BY JOVEE MARIE DE LA CRUZ – OCTOBER 7, 2021
from Business Mirror
A lawmaker is pushing for the extension of the corporate life of Power Sector Assets and Liabilities Management (PSALM) Corp., saying its corporate life expiry could have “serious fiscal consequences.”
House Committee on Ways and Means Chairman Joey Sarte Salceda warned that the government may have to shoulder as much as P198 billion in debts from the liabilities of the PSALM if its corporate life is not renewed.

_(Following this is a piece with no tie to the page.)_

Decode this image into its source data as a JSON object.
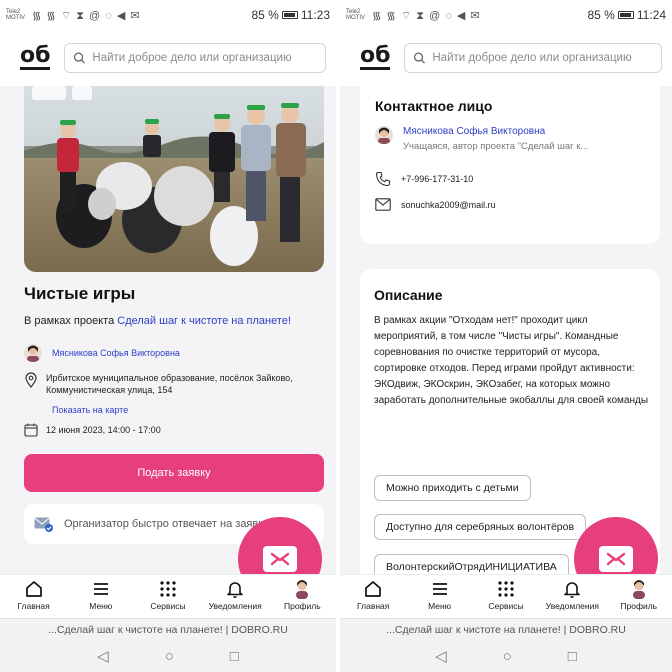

“If PSALM’s debt is not isolated from those of the national government, however, we would see an instant increase in the national government debt stock of at least P198 billion, given the delays in the privatization efforts,” Salceda warned.
The corporate life of the PSALM is expiring on June 26, 2026.
Salceda, meanwhile, asked the PSALM to present its plans for the extension.
“If we will extend your life by 50 years, better present what you want to do with it. I thus request, that the PSALM submit its 50-year and medium-term plan for financial management and privatization to my office,” Salceda said.
Citing his assessment of PSALM’s debt management capabilities, Salceda said he expects some P198 billion of its debts will remain in 2026, following delays in the privatization of key assets due to the Covid-19 pandemic.
“I wouldn’t wait until the next administration to extend its corporate life,” Salceda said after a hearing last Wednesday on a proposal to extend the government corporation’s charter for another 50 years.”
“The fiscal consequences are serious, especially since that period will still involve fiscal recovery.”
Republic Act 9136 or the Electric Power Industry Reform Act (EPIRA), was enacted to ensure the solvency the National Power Corp. (NPC). The EPIRA created PSALM in 2001, a government-owned and -controlled corporation, with a corporate life of 25 years.
PSALM has the principal mandate of managing the orderly sale, disposition, and privatization of the NPC generation assets, real estate and other disposable assets, and Independent Power Producer (IPP) contracts to optimally liquidate all NPC financial obligations, including stranded debts and stranded contract costs, which were transferred to and assumed by PSALM pursuant to the EPIRA. At the end of PSALM’s life, all its assets and outstanding debts and IPP contract costs will revert to and be assumed by the national government.
“We were originally set to see the obligations begin to almost disappear by 2026, but due to the Covid-19 pandemic, certain privatization efforts were delayed,” Salceda said.
The lawmaker said that “unless PSALM’s privatization thrust is completed, this reversion is a potential fiscal risk that could affect our credit standing and the national government’s overall fiscal health—strained as it already is by the Covid-19 pandemic and implementation of the Mandanas-Garcia ruling increasing local government units’ share of national taxes.”
Salceda also said that certain privatization efforts are also in imminent need of a longer PSALM corporate life.
“The proposed development of the NPC property in Diliman, Quezon City, for example, into a mixed-use commercial complex will warrant the corporate life extension of the state-run corporation,” he said.
Salceda said the development blueprint initially cast for the 5.195-hectare NPC property aims to convert it into a mixed-use commercial strip patterned after the business district metamorphosis of Fort Bonifacio Global City. Because of the Covid-19 pandemic, re-adjustments have to be incorporated in the earlier crafted privatization design for the property.
“Given the experience of the Bases Conversion and Development Authority with developments such as Fort Bonifacio, whose planning began in 1995, but only started being developed into a full-scale master-planned community in 2003, the Diliman property could take at least a decade before it realizes its promise as a revenue-driver for the PSALM,” Salceda said.
Meanwhile, the House Committee on Energy chaired by Deputy Majority Leader Juan Miguel Macapagal Arroyo has created a technical working group (TWG) that would further discuss the proposals, extending the corporate life of and strengthening the PSALM.
Several resource persons expressed their agencies’ support for the bill extending PSALM’s corporate life. Among them was Department of Finance Undersecretary Bayani Agabin who said it would be beneficial for the country to have the life of PSALM extended considering its substantial debts.
He said if PSALM’s life would be allowed to expire, its debts would be absorbed in the balance sheet of the government and would increase the country’s deficit.
Philippine Independent Power Producers Association, Inc. President Anne Estorco-Montelibano said her group fully supports any measure that would allow PSALM to perform and complete its mandate under the EPIRA.